Die Vorinstanz erwäge mit dem Argument, für den minderjährigen Sohn (der in ca.
eineinhalb Jahren volljährig werde) zeichne sich ohne die Beschwerdegegnerin
keine tragbare Alternative für die Lehre ab, nicht, dass diese selber auf
Sozialhilfe angewiesen sei, dem Sohn von der KESB Unterstützung und generell
Betreuung zukäme und dieser mit den beiden älteren Geschwistern weiterhin über
Familie und persönliche Unterstützung verfüge. Wie die Beschwerdegegnerin
angesichts ihrer persönlichen Verhältnisse die familiäre Hilfe bieten sollte,
erscheine eher unverständlich und vermöge eine tatsächlich gelebte familiäre
Beziehung nur dürftig zu erläutern. Das Familienleben sei nur am Rande
tangiert.

Das auf die Umstände der bedingten Strafe und die achtzehnjährige Anwesenheit
in der Schweiz gestützte Argument kontrastiere mit den Tatsachen der fehlenden
Integration, der Angewiesenheit auf Sozialhilfe, der problematischen
beruflichen Situation, der erneuten qualifizierten Drogendelinquenz, der
Zweckentfremdung der Familienwohnung in eine gewinnbringende Kokainfiliale. Die
privaten Interessen, zumal keine überwiegenden Interessen des Familienlebens
nachhaltig betroffen oder auszumachen seien, könnten die öffentlichen
Interessen an der Landesverweisung nicht überwiegen.

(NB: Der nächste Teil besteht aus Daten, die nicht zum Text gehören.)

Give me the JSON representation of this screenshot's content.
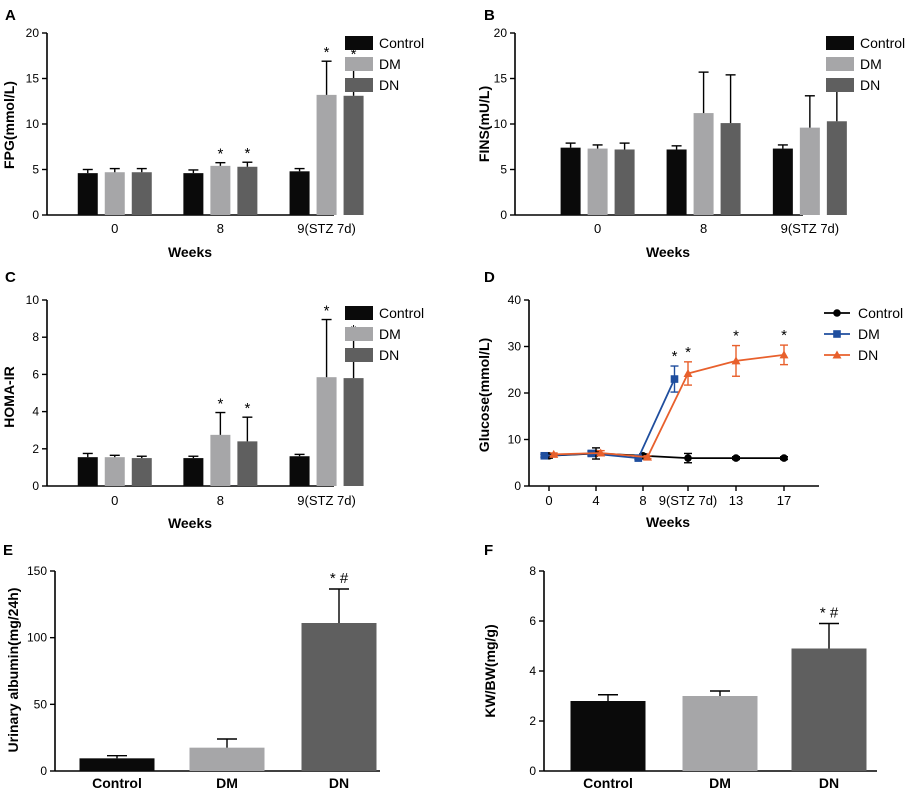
{
  "colors": {
    "Control": "#0a0a0a",
    "DM": "#a6a6a8",
    "DN": "#5f5f5f",
    "line_control": "#000000",
    "line_dm": "#1f4e9e",
    "line_dn": "#e8602c"
  },
  "chart_data": [
    {
      "id": "A",
      "type": "bar",
      "panel_label": "A",
      "categories": [
        "0",
        "8",
        "9(STZ 7d)"
      ],
      "series": [
        {
          "name": "Control",
          "values": [
            4.6,
            4.6,
            4.8
          ],
          "errors": [
            0.4,
            0.35,
            0.3
          ]
        },
        {
          "name": "DM",
          "values": [
            4.7,
            5.4,
            13.2
          ],
          "errors": [
            0.4,
            0.35,
            3.7
          ]
        },
        {
          "name": "DN",
          "values": [
            4.7,
            5.3,
            13.1
          ],
          "errors": [
            0.4,
            0.5,
            3.6
          ]
        }
      ],
      "annotations": [
        {
          "category": 1,
          "series": 1,
          "text": "*"
        },
        {
          "category": 1,
          "series": 2,
          "text": "*"
        },
        {
          "category": 2,
          "series": 1,
          "text": "*"
        },
        {
          "category": 2,
          "series": 2,
          "text": "*"
        }
      ],
      "xlabel": "Weeks",
      "ylabel": "FPG(mmol/L)",
      "ylim": [
        0,
        20
      ],
      "yticks": [
        0,
        5,
        10,
        15,
        20
      ],
      "legend": [
        "Control",
        "DM",
        "DN"
      ],
      "legend_position": "right"
    },
    {
      "id": "B",
      "type": "bar",
      "panel_label": "B",
      "categories": [
        "0",
        "8",
        "9(STZ 7d)"
      ],
      "series": [
        {
          "name": "Control",
          "values": [
            7.4,
            7.2,
            7.3
          ],
          "errors": [
            0.5,
            0.4,
            0.4
          ]
        },
        {
          "name": "DM",
          "values": [
            7.3,
            11.2,
            9.6
          ],
          "errors": [
            0.4,
            4.5,
            3.5
          ]
        },
        {
          "name": "DN",
          "values": [
            7.2,
            10.1,
            10.3
          ],
          "errors": [
            0.7,
            5.3,
            3.9
          ]
        }
      ],
      "annotations": [],
      "xlabel": "Weeks",
      "ylabel": "FINS(mU/L)",
      "ylim": [
        0,
        20
      ],
      "yticks": [
        0,
        5,
        10,
        15,
        20
      ],
      "legend": [
        "Control",
        "DM",
        "DN"
      ],
      "legend_position": "right"
    },
    {
      "id": "C",
      "type": "bar",
      "panel_label": "C",
      "categories": [
        "0",
        "8",
        "9(STZ 7d)"
      ],
      "series": [
        {
          "name": "Control",
          "values": [
            1.55,
            1.5,
            1.6
          ],
          "errors": [
            0.2,
            0.1,
            0.1
          ]
        },
        {
          "name": "DM",
          "values": [
            1.55,
            2.75,
            5.85
          ],
          "errors": [
            0.1,
            1.2,
            3.1
          ]
        },
        {
          "name": "DN",
          "values": [
            1.5,
            2.4,
            5.8
          ],
          "errors": [
            0.1,
            1.3,
            2.1
          ]
        }
      ],
      "annotations": [
        {
          "category": 1,
          "series": 1,
          "text": "*"
        },
        {
          "category": 1,
          "series": 2,
          "text": "*"
        },
        {
          "category": 2,
          "series": 1,
          "text": "*"
        },
        {
          "category": 2,
          "series": 2,
          "text": "*"
        }
      ],
      "xlabel": "Weeks",
      "ylabel": "HOMA-IR",
      "ylim": [
        0,
        10
      ],
      "yticks": [
        0,
        2,
        4,
        6,
        8,
        10
      ],
      "legend": [
        "Control",
        "DM",
        "DN"
      ],
      "legend_position": "right"
    },
    {
      "id": "D",
      "type": "line",
      "panel_label": "D",
      "categories": [
        "0",
        "4",
        "8",
        "9(STZ 7d)",
        "13",
        "17"
      ],
      "series": [
        {
          "name": "Control",
          "marker": "circle",
          "points": [
            [
              0,
              6.5,
              0.5
            ],
            [
              1,
              7.0,
              1.2
            ],
            [
              2,
              6.5,
              0.4
            ],
            [
              3,
              6.0,
              1.0
            ],
            [
              4,
              6.0,
              0.3
            ],
            [
              5,
              6.0,
              0.3
            ]
          ]
        },
        {
          "name": "DM",
          "marker": "square",
          "points": [
            [
              -0.1,
              6.5,
              0.3
            ],
            [
              0.9,
              7.0,
              0.5
            ],
            [
              1.9,
              6.0,
              0.3
            ],
            [
              2.7,
              23.0,
              2.8
            ]
          ]
        },
        {
          "name": "DN",
          "marker": "triangle",
          "points": [
            [
              0.1,
              6.8,
              0.3
            ],
            [
              1.1,
              7.1,
              0.5
            ],
            [
              2.1,
              6.2,
              0.3
            ],
            [
              3.0,
              24.2,
              2.5
            ],
            [
              4.0,
              26.9,
              3.3
            ],
            [
              5.0,
              28.2,
              2.1
            ]
          ]
        }
      ],
      "annotations": [
        {
          "series": 1,
          "point": 3,
          "text": "*"
        },
        {
          "series": 2,
          "point": 3,
          "text": "*"
        },
        {
          "series": 2,
          "point": 4,
          "text": "*"
        },
        {
          "series": 2,
          "point": 5,
          "text": "*"
        }
      ],
      "xlabel": "Weeks",
      "ylabel": "Glucose(mmol/L)",
      "ylim": [
        0,
        40
      ],
      "yticks": [
        0,
        10,
        20,
        30,
        40
      ],
      "legend": [
        "Control",
        "DM",
        "DN"
      ],
      "legend_position": "right"
    },
    {
      "id": "E",
      "type": "bar",
      "panel_label": "E",
      "categories": [
        "Control",
        "DM",
        "DN"
      ],
      "values": [
        9.5,
        17.5,
        111
      ],
      "errors": [
        2.0,
        6.5,
        25.5
      ],
      "annotations": [
        {
          "index": 2,
          "text": "* #"
        }
      ],
      "xlabel": "",
      "ylabel": "Urinary albumin(mg/24h)",
      "ylim": [
        0,
        150
      ],
      "yticks": [
        0,
        50,
        100,
        150
      ]
    },
    {
      "id": "F",
      "type": "bar",
      "panel_label": "F",
      "categories": [
        "Control",
        "DM",
        "DN"
      ],
      "values": [
        2.8,
        3.0,
        4.9
      ],
      "errors": [
        0.25,
        0.2,
        1.0
      ],
      "annotations": [
        {
          "index": 2,
          "text": "* #"
        }
      ],
      "xlabel": "",
      "ylabel": "KW/BW(mg/g)",
      "ylim": [
        0,
        8
      ],
      "yticks": [
        0,
        2,
        4,
        6,
        8
      ]
    }
  ]
}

Auch die Praxis des EGMR
sei bezüglich Betm-Delinquenz rigoros (Urteil 6B_659/2018 vom 20. September
2018 E. 3.4).

2.2. Die Vorinstanz weist bezüglich des Anlassdelikts auf den anwendbaren
ordentlichen Strafrahmen beim qualifizierten Drogenhandel von nicht unter 1 bis
20 Jahren Freiheitsstrafe hin (Art. 19 Abs. 2 lit. a BetmG). Die
Beschwerdegegnerin habe innert 3 Monaten 40,2 g reines Kokain verkauft. Bei
ihrer Verhaftung seien zudem netto 42,4 g reines Kokain sichergestellt worden.
Damit sei der Grenzwert für den qualifizierten Fall von 18 g Kokain (BGE 109 IV
143) erheblich überschritten. Sie hätte jederzeit auch grössere Mengen
beschaffen können und habe innert kürzester Zeit in ihrer Wohnung, die sie
zusammen mit ihren beiden Söhnen bewohnte, und wo sie zeitweise das knapp
zweijährige Enkelkind betreut habe, eine kleine Kokainfiliale aufgebaut. Sie
habe als nicht süchtige Verkäuferin in selbständiger Stellung gedealt und ein
monatliches Zusatzeinkommen von 1'000 Franken verdient. Sie sei langjährig vom
Sozialamt finanziell unterstützt worden und nicht in einer eigentlichen Notlage
gewesen.

Die Vorstrafe (oben Sachverhalt A) wirke sich erheblich straferhöhend aus, auch
wenn sie bereits acht Jahre zurückliege. Das positive Nachtatverhalten könne zu
einer Strafreduktion bis zu einem Drittel führen. Die Beschwerdegegnerin sei
geständig gewesen, habe aber ihre Lieferanten nicht preisgegeben. Sie habe sich
einsichtig und reuig gezeigt, doch zeuge die erneute Delinquenz von einer
gewissen Unbelehrbarkeit. Ihr strafminderndes Nachtatverhalten sei nicht
stärker zu gewichten als die Vorstrafe.

Ihre gesundheitliche und wirtschaftliche Situation habe sich verbessert. Sie
arbeite stundenweise als Reinigungskraft. Ihr sei trotz namhafter
Rückfallgefahr nicht eine eindeutig schlechte Prognose zu stellen.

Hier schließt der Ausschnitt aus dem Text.